Marc Azéma of the University of Toulouse—Le Mirail and independent French artist Florent Rivère published their discovery in the June issue of Antiquity. They report that Stone Age artists used torches to create an animation effect on cartoon-like drawings inside caves.
"Stone Age artists intended to give life to their images," Azéma wrote. "The majority of cave drawings show animals in action."
The paintings show various animals in states of motion. Without the torch effect, the images appear to simply be of superimposed animals with multiple heads and appendages. But when the lighting effect is administered, the paintings appear to move in sequence.
Azéma has spent 20 years studying Stone Age animation techniques, citing 53 figures in 12 French caves.
"That such animation was intentional is endorsed by the likely use of incised disks as thaumatropes," Azéma wrote.

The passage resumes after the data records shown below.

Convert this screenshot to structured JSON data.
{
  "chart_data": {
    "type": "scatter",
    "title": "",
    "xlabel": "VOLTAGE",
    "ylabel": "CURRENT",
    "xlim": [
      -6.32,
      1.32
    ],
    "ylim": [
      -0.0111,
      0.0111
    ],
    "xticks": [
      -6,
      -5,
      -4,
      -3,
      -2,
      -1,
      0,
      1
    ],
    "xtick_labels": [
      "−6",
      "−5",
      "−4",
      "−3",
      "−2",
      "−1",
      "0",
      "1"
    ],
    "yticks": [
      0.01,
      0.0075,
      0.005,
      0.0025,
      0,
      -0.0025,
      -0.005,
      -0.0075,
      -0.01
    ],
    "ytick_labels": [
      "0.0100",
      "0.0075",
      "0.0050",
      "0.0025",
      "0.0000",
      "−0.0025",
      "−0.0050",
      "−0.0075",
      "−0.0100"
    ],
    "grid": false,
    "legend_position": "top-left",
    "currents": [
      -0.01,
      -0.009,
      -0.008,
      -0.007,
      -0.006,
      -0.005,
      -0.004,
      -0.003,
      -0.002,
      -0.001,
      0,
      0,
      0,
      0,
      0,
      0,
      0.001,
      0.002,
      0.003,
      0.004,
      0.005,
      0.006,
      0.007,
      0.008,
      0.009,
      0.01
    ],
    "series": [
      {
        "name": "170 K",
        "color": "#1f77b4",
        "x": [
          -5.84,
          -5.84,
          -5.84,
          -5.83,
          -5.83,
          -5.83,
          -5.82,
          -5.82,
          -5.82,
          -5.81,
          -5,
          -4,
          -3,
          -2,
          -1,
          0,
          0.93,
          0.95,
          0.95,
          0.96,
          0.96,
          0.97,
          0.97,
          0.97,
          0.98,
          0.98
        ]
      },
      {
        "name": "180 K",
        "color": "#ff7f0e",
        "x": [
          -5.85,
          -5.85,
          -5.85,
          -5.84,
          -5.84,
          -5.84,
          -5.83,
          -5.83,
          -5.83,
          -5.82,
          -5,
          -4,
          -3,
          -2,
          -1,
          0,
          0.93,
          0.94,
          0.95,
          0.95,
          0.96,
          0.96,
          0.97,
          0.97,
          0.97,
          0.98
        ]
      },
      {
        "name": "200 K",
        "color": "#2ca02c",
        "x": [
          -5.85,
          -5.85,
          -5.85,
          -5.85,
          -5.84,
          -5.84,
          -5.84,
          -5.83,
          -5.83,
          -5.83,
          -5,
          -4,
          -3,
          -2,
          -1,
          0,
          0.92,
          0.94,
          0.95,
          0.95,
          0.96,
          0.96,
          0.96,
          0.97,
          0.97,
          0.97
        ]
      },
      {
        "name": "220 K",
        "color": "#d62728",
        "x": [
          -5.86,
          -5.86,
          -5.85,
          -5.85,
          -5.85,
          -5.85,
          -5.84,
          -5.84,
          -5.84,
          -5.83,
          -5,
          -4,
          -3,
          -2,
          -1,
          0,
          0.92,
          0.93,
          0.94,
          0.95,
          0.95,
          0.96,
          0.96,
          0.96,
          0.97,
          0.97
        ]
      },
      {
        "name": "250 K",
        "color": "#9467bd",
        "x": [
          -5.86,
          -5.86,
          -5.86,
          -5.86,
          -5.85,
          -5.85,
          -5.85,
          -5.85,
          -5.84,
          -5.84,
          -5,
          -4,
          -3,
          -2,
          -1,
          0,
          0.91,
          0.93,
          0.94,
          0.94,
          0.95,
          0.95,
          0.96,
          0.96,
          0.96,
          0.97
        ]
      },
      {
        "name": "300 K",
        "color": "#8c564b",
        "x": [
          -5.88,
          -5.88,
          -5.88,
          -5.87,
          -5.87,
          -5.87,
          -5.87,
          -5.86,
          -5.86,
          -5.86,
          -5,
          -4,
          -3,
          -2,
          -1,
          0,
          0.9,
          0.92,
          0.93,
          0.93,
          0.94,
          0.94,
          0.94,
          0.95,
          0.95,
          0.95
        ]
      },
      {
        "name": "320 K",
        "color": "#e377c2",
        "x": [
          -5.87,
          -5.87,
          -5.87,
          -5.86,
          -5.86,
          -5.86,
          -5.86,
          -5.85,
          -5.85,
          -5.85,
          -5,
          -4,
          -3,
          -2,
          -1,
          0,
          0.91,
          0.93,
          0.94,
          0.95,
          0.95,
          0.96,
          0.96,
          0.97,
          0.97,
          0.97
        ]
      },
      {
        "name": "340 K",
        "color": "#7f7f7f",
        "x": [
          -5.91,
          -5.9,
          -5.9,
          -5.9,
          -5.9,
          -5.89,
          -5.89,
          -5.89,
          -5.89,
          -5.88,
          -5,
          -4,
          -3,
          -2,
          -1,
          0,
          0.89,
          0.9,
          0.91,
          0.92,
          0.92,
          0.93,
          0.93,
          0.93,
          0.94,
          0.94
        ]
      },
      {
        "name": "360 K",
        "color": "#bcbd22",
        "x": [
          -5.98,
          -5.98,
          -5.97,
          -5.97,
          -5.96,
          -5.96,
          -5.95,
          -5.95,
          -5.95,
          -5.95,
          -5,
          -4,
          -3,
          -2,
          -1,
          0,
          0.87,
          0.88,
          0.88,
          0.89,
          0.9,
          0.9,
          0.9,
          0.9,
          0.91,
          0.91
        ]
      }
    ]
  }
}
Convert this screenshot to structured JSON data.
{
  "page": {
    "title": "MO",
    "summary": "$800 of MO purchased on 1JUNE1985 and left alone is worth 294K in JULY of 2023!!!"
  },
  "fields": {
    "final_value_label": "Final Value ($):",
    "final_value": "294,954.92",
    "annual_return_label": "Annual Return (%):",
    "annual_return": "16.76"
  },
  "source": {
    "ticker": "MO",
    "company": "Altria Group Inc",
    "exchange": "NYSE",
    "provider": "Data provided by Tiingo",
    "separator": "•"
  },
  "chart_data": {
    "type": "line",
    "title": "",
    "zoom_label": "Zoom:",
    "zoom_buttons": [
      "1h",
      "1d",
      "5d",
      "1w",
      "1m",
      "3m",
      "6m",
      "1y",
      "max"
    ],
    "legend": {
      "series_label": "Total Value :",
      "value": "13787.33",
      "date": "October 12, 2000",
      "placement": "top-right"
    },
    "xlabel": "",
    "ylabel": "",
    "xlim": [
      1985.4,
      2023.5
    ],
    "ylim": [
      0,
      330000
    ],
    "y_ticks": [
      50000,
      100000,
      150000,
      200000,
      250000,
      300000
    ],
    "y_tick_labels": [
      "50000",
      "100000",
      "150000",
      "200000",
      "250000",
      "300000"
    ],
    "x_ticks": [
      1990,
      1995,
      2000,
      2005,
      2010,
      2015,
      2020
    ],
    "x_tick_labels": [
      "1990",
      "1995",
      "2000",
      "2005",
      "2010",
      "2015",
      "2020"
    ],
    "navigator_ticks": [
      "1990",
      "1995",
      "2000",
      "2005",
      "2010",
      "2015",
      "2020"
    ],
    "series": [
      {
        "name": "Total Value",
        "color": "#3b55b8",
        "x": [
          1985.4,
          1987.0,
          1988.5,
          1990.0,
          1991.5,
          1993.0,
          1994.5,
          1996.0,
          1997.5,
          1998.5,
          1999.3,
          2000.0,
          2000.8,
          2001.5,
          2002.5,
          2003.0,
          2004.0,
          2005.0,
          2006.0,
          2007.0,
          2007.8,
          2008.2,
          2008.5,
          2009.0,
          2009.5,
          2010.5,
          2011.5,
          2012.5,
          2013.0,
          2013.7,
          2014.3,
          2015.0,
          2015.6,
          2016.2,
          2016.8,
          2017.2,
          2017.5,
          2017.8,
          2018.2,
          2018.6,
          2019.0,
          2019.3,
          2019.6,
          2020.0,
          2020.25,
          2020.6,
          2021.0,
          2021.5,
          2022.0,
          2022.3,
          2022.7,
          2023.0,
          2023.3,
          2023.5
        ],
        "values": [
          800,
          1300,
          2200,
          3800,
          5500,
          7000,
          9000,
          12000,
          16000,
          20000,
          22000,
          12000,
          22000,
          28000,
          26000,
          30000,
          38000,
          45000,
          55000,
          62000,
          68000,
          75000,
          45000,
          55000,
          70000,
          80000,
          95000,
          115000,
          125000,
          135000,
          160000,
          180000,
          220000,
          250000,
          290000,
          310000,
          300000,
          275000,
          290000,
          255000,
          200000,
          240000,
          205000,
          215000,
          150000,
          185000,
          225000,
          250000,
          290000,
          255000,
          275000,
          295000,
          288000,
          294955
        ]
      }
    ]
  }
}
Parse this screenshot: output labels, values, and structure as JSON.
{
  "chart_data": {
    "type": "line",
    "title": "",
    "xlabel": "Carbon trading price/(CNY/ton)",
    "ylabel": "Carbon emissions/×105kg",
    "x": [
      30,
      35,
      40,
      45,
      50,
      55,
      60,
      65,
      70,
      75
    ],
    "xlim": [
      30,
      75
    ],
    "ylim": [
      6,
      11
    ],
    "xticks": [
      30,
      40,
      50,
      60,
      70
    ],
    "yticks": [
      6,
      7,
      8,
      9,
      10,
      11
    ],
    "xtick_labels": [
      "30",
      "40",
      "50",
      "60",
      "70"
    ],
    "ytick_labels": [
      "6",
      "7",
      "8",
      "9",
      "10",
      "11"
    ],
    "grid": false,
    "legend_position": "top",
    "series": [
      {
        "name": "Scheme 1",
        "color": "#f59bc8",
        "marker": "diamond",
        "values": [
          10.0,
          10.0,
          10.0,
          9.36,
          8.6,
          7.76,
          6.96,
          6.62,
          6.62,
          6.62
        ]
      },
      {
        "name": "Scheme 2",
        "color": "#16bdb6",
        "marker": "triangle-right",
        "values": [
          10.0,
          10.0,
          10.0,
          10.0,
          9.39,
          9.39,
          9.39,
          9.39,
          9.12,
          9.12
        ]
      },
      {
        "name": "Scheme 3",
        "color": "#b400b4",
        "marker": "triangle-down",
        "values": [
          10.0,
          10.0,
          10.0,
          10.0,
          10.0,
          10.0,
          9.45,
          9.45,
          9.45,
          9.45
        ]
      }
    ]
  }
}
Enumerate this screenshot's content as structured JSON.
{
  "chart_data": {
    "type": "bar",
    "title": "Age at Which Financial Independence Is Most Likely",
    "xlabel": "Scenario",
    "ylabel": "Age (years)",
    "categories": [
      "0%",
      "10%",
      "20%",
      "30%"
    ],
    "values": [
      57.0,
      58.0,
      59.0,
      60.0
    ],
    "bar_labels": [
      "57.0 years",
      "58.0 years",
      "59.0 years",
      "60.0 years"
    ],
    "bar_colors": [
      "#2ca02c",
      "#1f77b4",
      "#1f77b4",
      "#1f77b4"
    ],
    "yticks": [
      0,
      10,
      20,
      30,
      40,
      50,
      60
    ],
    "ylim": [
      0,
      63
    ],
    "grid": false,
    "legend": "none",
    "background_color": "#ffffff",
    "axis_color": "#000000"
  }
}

Astronomer John Hershel first developed thaumatropes in 1825. The "miracle wheel," works by spinning several images on a disk to create the illusion of movement. The world's oldest known film is the Roundhay Garden Scene, created in 1888.
"Paleolithic thaumatropes can be claimed as the earliest of the attempts to represent movement that culminated in the invention of the cinematic camera," Azéma and Rivère wrote.
Cave paintings have been thrust back into the public consciousness recently with the new film "Prometheus," which speculates that the ancient artworks provide a map to finding extraterrestrial life. And while these movies are certainly of a more primitive nature, they do contain far fewer plot holes.